This is Nicole
Owning my Scars
Being a woman in today’s world can be really hard. When I was younger, I remember comparing myself to other girls, to magazine pictures, and to celebrities. I remember having my flaws and my insecurities pointed out by others and I remember feeling really bad about myself. I felt that I didn’t match what was considered beautiful and I felt awkward in my own body.
As I got older, I believed that I had begun to accept my body and myself as a person. I began to appreciate what I believed were my flaws and flaunt my strengths. The truth in the matter was that my idea of beauty was still superficial. I still only thought of beauty in terms of what was on the outside. In all honesty, I was probably trying harder than I ever had to feel good about myself and to meet the standards of what I believed was beautiful.

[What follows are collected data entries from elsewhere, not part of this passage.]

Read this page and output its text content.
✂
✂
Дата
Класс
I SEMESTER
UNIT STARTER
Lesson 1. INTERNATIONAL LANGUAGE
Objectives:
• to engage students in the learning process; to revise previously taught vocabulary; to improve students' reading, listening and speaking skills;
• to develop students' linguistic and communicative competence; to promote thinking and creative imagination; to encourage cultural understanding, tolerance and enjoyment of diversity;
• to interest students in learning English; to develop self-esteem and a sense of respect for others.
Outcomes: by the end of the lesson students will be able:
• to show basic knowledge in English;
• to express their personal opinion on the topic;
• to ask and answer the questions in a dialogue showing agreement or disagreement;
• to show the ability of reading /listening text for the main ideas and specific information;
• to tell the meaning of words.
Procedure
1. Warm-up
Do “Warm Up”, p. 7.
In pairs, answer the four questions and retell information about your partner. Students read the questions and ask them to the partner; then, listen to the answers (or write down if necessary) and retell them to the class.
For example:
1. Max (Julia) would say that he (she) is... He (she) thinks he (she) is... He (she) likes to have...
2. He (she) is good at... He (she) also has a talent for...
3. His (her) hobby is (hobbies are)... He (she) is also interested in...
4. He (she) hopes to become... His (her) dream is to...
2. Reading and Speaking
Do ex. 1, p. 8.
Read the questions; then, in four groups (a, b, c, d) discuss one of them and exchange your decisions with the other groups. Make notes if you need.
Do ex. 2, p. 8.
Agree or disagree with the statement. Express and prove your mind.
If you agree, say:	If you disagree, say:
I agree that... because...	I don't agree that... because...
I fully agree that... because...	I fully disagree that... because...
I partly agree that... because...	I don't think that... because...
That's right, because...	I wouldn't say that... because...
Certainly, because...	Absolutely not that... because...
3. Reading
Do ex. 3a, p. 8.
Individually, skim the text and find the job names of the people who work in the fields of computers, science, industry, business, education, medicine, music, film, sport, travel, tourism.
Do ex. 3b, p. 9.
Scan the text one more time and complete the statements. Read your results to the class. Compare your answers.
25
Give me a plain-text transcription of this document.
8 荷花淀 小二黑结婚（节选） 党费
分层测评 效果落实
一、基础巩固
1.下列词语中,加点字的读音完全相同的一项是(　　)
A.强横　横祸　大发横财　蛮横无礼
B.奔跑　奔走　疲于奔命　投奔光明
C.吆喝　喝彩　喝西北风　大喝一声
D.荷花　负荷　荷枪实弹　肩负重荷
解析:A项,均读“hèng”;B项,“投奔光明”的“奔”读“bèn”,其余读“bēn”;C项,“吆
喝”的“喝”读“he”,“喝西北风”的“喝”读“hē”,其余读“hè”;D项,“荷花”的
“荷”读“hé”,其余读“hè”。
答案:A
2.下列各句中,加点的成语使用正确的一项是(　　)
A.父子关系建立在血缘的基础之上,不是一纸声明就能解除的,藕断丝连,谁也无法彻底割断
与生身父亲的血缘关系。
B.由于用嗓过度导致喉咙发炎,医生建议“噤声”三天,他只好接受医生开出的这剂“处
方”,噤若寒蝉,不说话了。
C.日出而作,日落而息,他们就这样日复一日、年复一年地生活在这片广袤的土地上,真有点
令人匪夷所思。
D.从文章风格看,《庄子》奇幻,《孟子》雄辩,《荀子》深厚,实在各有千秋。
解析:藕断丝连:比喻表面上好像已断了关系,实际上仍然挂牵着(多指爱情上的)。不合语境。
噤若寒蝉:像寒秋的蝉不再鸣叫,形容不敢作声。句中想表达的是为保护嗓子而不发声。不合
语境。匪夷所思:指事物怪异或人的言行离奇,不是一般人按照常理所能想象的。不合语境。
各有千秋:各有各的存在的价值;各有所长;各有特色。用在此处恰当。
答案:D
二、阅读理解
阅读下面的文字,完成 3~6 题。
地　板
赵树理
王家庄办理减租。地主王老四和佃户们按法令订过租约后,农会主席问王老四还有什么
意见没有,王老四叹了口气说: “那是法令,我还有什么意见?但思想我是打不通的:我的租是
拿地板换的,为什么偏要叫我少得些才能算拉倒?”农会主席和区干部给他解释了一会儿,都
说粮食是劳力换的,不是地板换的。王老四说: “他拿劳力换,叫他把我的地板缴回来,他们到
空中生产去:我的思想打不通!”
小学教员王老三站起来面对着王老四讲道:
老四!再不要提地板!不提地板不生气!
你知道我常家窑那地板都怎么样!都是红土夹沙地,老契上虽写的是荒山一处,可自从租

So as one can imagine, when I became sick in my last year of high school, and was diagnosed with a chronic gastrointestinal disease, my idea of beauty began to fall apart. I lost more than 25 pounds during that year. People whispered about my weight, about eating disorders, about the state of my health and I felt increasing miserable as I watched the curves that I had long cherished disappearing.

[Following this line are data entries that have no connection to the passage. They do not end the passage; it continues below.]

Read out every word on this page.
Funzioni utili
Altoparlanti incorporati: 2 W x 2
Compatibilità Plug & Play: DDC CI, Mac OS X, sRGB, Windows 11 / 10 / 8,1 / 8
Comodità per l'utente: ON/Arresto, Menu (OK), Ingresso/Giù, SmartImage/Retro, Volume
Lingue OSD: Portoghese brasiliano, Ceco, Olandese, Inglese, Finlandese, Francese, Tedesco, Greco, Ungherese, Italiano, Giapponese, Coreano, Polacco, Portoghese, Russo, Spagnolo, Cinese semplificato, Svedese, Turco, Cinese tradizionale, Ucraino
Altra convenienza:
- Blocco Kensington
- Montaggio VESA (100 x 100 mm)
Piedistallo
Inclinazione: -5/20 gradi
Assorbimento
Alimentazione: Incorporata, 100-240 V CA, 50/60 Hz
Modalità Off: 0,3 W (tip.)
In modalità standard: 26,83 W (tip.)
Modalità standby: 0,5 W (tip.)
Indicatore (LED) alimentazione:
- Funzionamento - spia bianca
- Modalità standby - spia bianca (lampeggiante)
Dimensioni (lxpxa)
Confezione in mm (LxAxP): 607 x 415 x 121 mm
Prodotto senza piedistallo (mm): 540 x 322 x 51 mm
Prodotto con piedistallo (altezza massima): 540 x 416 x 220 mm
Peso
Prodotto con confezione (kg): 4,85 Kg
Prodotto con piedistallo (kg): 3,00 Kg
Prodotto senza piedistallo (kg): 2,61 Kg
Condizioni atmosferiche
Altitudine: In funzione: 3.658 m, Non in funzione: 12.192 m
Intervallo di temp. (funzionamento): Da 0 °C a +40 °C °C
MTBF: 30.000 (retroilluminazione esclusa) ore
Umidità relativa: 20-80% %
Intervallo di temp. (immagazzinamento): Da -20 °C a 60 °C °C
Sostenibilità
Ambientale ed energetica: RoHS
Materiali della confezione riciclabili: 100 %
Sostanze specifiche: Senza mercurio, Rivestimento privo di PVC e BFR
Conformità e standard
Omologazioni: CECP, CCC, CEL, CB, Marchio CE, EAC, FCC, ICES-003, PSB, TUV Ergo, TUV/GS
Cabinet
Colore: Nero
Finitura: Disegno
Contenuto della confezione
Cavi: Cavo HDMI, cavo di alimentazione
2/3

My first surgery was an emergency one. Rather than worrying about my health though, I worried about the scars. I worried that I would never wear a bikini again without shame, and I begged the doctors to use the smallest incisions possible. The doctors were wonderful, and I only came out of it with 4 small scars on my abdomen, but still, I cried when I saw them. It took me a year to put on a bikini because of those scars. This was my first surgery, but it wasn’t my last. Nevertheless, it was the hardest to deal with. I hated my body for being sick, for being damaged, and for being imperfect.

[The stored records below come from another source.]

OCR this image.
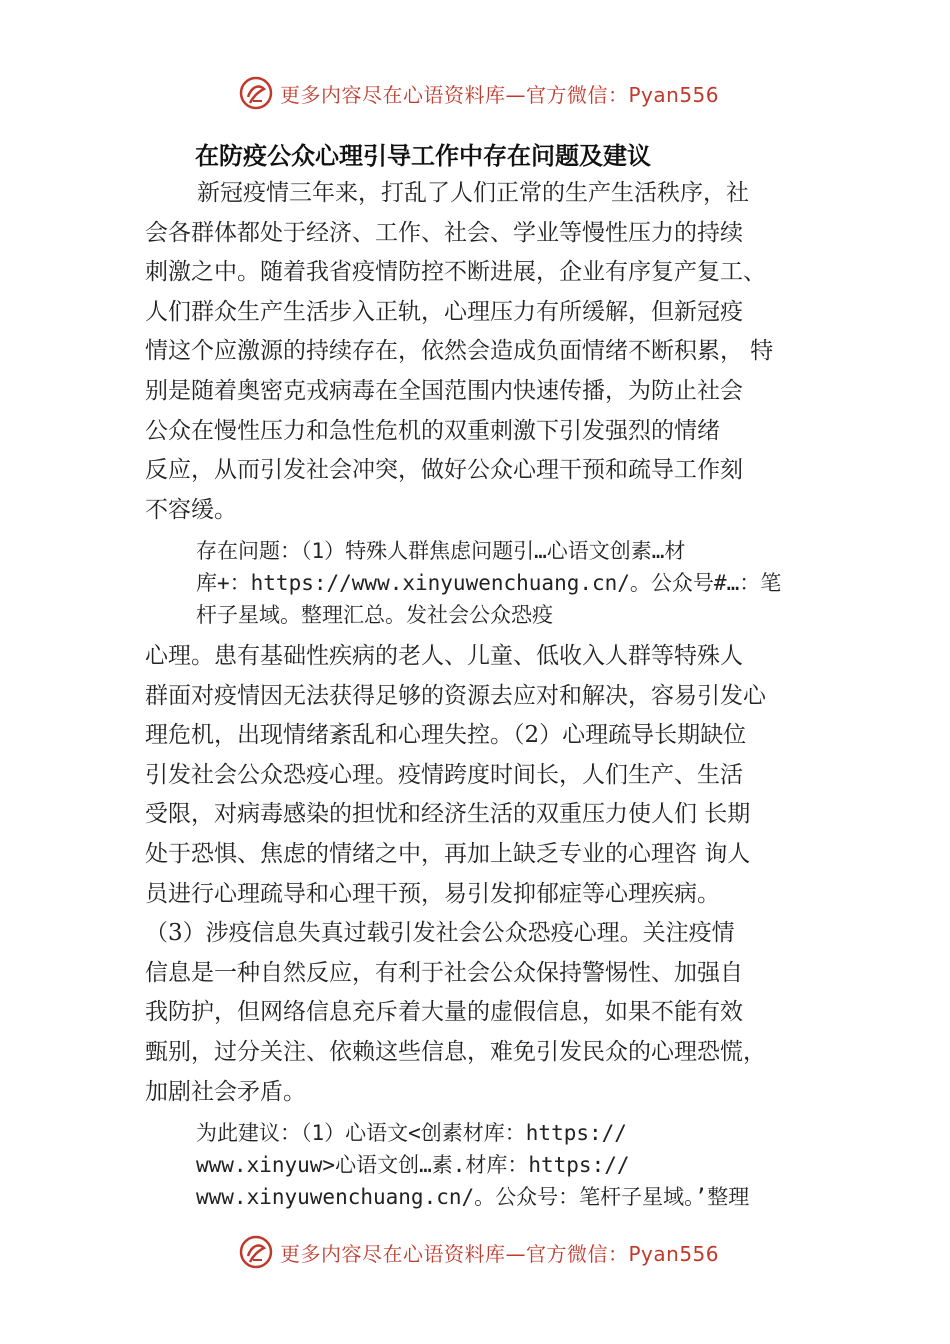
更多内容尽在心语资料库—官方微信：Pyan556
在防疫公众心理引导工作中存在问题及建议
新冠疫情三年来，打乱了人们正常的生产生活秩序，社
会各群体都处于经济、工作、社会、学业等慢性压力的持续
刺激之中。随着我省疫情防控不断进展，企业有序复产复工、
人们群众生产生活步入正轨，心理压力有所缓解，但新冠疫
情这个应激源的持续存在，依然会造成负面情绪不断积累， 特
别是随着奥密克戎病毒在全国范围内快速传播，为防止社会
公众在慢性压力和急性危机的双重刺激下引发强烈的情绪
反应，从而引发社会冲突，做好公众心理干预和疏导工作刻
不容缓。
存在问题：（1）特殊人群焦虑问题引…心语文创素…材
库+：https://www.xinyuwenchuang.cn/。公众号#…：笔
杆子星域。整理汇总。发社会公众恐疫
心理。患有基础性疾病的老人、儿童、低收入人群等特殊人
群面对疫情因无法获得足够的资源去应对和解决，容易引发心
理危机，出现情绪紊乱和心理失控。（2）心理疏导长期缺位
引发社会公众恐疫心理。疫情跨度时间长，人们生产、生活
受限，对病毒感染的担忧和经济生活的双重压力使人们 长期
处于恐惧、焦虑的情绪之中，再加上缺乏专业的心理咨 询人
员进行心理疏导和心理干预，易引发抑郁症等心理疾病。
（3）涉疫信息失真过载引发社会公众恐疫心理。关注疫情
信息是一种自然反应，有利于社会公众保持警惕性、加强自
我防护，但网络信息充斥着大量的虚假信息，如果不能有效
甄别，过分关注、依赖这些信息，难免引发民众的心理恐慌，
加剧社会矛盾。
为此建议：（1）心语文<创素材库：https://
www.xinyuw>心语文创…素.材库：https://
www.xinyuwenchuang.cn/。公众号：笔杆子星域。’整理
更多内容尽在心语资料库—官方微信：Pyan556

I’ve acquired several other scars over the years but I no longer look at them so negatively. My boyfriend coined them “battle scars” and that is how I think of them now. They are marks of my journey and my strength. Our stories and our battles, all make us unique, and beautiful, and strong. Those stretch marks from giving birth, or losing weight, those scars from falling off a snowboard, or having a surgery, that crooked nose or tooth from the years of competitive boxing or those smile lines from years of laughter. They are not flaws, just a part of our journey. For me, my health was a battle, but it was one that I won, and one that has left me proud and filled with self-love and respect. Now more than ever, I believe that health is beautiful. Strength is beautiful. Courage is beautiful. Individuality is beautiful and all women are most definitely beautiful.